Wannier.jl

Official Resources

• Repository: https://github.com/qilauea/Wannier.jl
• Documentation: https://qilauea.github.io/Wannier.jl/dev/
• License: MIT License

Overview

Wannier.jl is a modern, pure Julia package for generating Maximally Localized Wannier Functions (MLWFs). Designed as a flexible and high-performance alternative to the standard Fortran Wannier90 code, it implements core algorithms for disentanglement and localization while leveraging Julia's strengths in composability, automatic differentiation, and GPU acceleration. It allows for fast prototyping of new Wannierization methods and seamless integration with Julia-based density functional theory codes like DFTK.jl.

Scientific domain: Electronic Structure, Quantum Chemistry, Condensed Matter Physics Target user community: Julia developers, researchers developing new Wannier algorithms, and users of DFTK.jl

Theoretical Methods

• Maximally Localized Wannier Functions (MLWF): Minimization of the spread functional $\Omega$.
• Disentanglement:
  • Implements the Souza-Marzari-Vanderbilt (SMV) method for entangled bands (metals).
  • Supports frozen and outer windows for subspace selection.
• Manifold Optimization: Uses Riemannian optimization techniques for unitary updates on the Stiefel manifold (optional algorithms).
• Interpolation: Fourier interpolation of operators (Hamiltonian, Position) to arbitrary k-points.
• Auto-Differentiation: Architecture compatible with Julia's AD ecosystem for gradient-based analysis (experimental).

Capabilities

• Wannierization:
  • Calculation of $U(k)$ matrices to gauge-transform Bloch states.
  • Calculation of centers and spreads of Wannier functions.
• Post-Processing:
  • Band structure interpolation.
  • Fermi surface plotting.
  • Berry curvature and anomalous Hall conductivity (via interpolation).
• Hardware Acceleration:
  • Experimental support for GPU execution via CUDA.jl.
  • Multi-threading support built into Julia.

Key Strengths

• Language: Pure Julia allows for easier inspection, modification, and extension than legacy Fortran.
• Integration: Direct in-memory coupling with DFTK.jl avoids disk I/O bottlenecks.
• Algorithmic Experiments: A playground for testing new minimization schemes (e.g., AD-based descent).
• Reproducibility: Strictly type-checked and tested against Wannier90 benchmarks.

Inputs & Outputs

• Inputs:
  • Standard Wannier90 files (.mmn, .amn, .eig) via WannierIO.jl.
  • Direct data structures from Julia SCF codes.
• Outputs:
  • .chk checkpoint files compatible with Wannier90.
  • Interpolated physical quantities (Bands, Berry curvature).
  • Export to _hr.dat for other post-processors.

Interfaces & Ecosystem

• Upstream:
  • DFTK.jl: Primary DFT engine in the Julia ecosystem.
  • Wannier90: Full file compatibility allows input from VASP, QE, etc.
• I/O Backend: Relies on WannierIO.jl.

Performance Characteristics

• Speed: Comparable to the Fortran wannier90.x for serial execution on typical system sizes.
• Accelerator Support: Unlocks GPU potential which is currently limited in the standard Fortran version.
• Scalability: Currently limited to single-node shared memory (no MPI support yet), suitable for small to medium-sized systems (hundreds of atoms).

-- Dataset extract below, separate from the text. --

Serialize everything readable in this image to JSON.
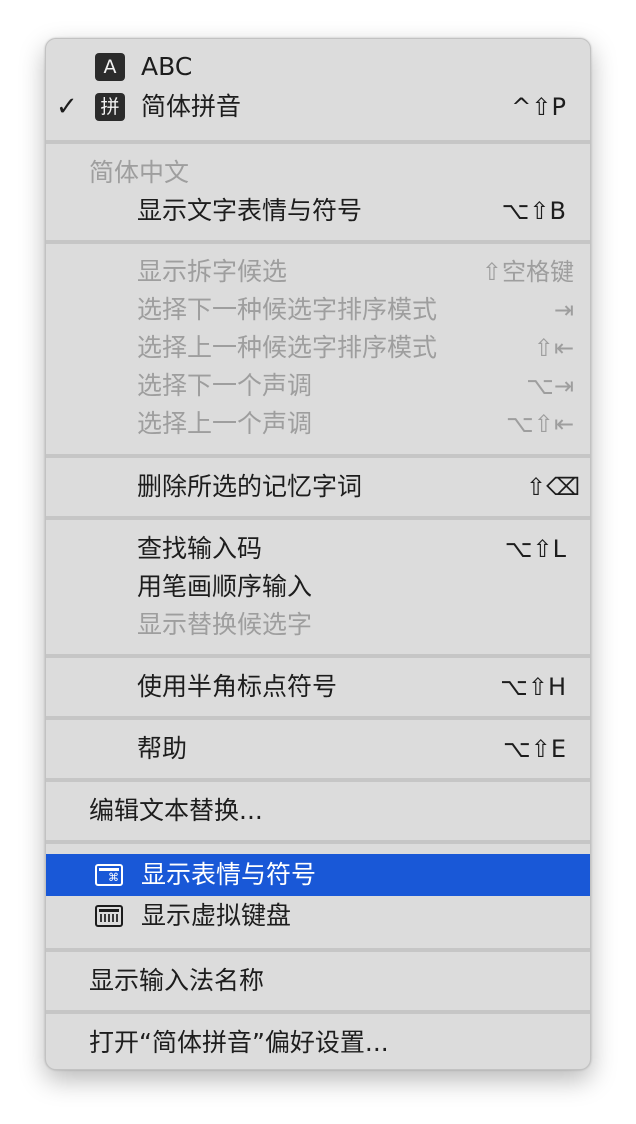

Limitations & Known Constraints

• MPI: Lack of MPI support limits its use for extremely large-scale calculations compared to the MPI-parallelized wannier90.x.
• Feature Parity: While core features are present, some specialized modules of Wannier90 (e.g., transport, symmetry-adapted Wannier functions) may be less mature or missing.

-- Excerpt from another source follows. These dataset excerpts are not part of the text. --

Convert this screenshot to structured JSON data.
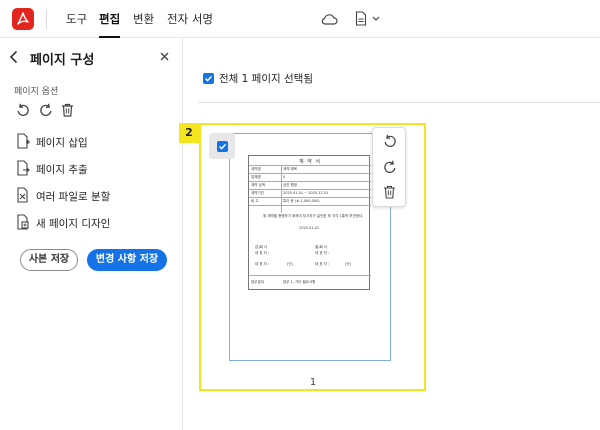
{
  "header": {
    "menus": [
      "도구",
      "편집",
      "변환",
      "전자 서명"
    ],
    "active_menu": "편집"
  },
  "sidebar": {
    "title": "페이지 구성",
    "options_label": "페이지 옵션",
    "items": [
      {
        "label": "페이지 삽입",
        "icon": "insert-page-icon"
      },
      {
        "label": "페이지 추출",
        "icon": "extract-page-icon"
      },
      {
        "label": "여러 파일로 분할",
        "icon": "split-file-icon"
      },
      {
        "label": "새 페이지 디자인",
        "icon": "new-page-design-icon"
      }
    ],
    "save_copy_label": "사본 저장",
    "save_changes_label": "변경 사항 저장"
  },
  "main": {
    "select_all_label": "전체 1 페이지 선택됨",
    "select_all_checked": true,
    "page_badge": "2",
    "page_number": "1",
    "page_checked": true
  },
  "document": {
    "title": "계 약 서",
    "rows": [
      {
        "label": "계약명",
        "value": "계약 제목"
      },
      {
        "label": "업체명",
        "value": "0"
      },
      {
        "label": "계약 금액",
        "value": "금인 원정"
      },
      {
        "label": "계약기간",
        "value": "2025.01.01 ~ 2025.12.31"
      },
      {
        "label": "비 고",
        "value": "특이 문 (#-1,000,000)"
      }
    ],
    "body_text": "위 계약을 증명하기 위하여 당사자가 날인한 후 각각 1통씩 보관한다.",
    "date_text": "2025.01.01",
    "party_a_label": "갑)회 사",
    "party_a_rep": "대 표 자 :",
    "party_b_label": "을)회 사",
    "party_b_rep": "대 표 자 :",
    "seal_a": "(인)",
    "seal_b": "(인)",
    "footer_label": "업무분야",
    "footer_value": "업무 1, 기타 필요사항"
  },
  "colors": {
    "accent": "#1473e6",
    "highlight": "#f5e51f",
    "logo": "#e3261d"
  }
}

Comparison with Other Codes

• vs. Wannier90: Wannier.jl is more modular and amenable to algorithmic research/AD, while Wannier90 is the battle-tested, MPI-parallel industry standard for production runs on supercomputers.
• vs. WannierTools: WannierTools is a specific post-processor (Topological analysis); Wannier.jl generates the WFs themselves (like Wannier90).

Application Areas

• Method Development: Testing new spread functionals or optimization strategies.
• High-Throughput: Scriptable workflows in Julia.
• Education: Easier to read and understand the mathematics of Wannierization.

Community and Support

• Development: Maintained by the Qilauea organization (collaborators from various institutions).
• Source: GitHub.

Verification & Sources

• Repository: https://github.com/qilauea/Wannier.jl
• Primary Website: https://wannierjl.org/
• Verification status: ✅ VERIFIED
  • Active and growing project.
  • Validated against exact results for standard benchmarks (Silicon, Copper, etc.).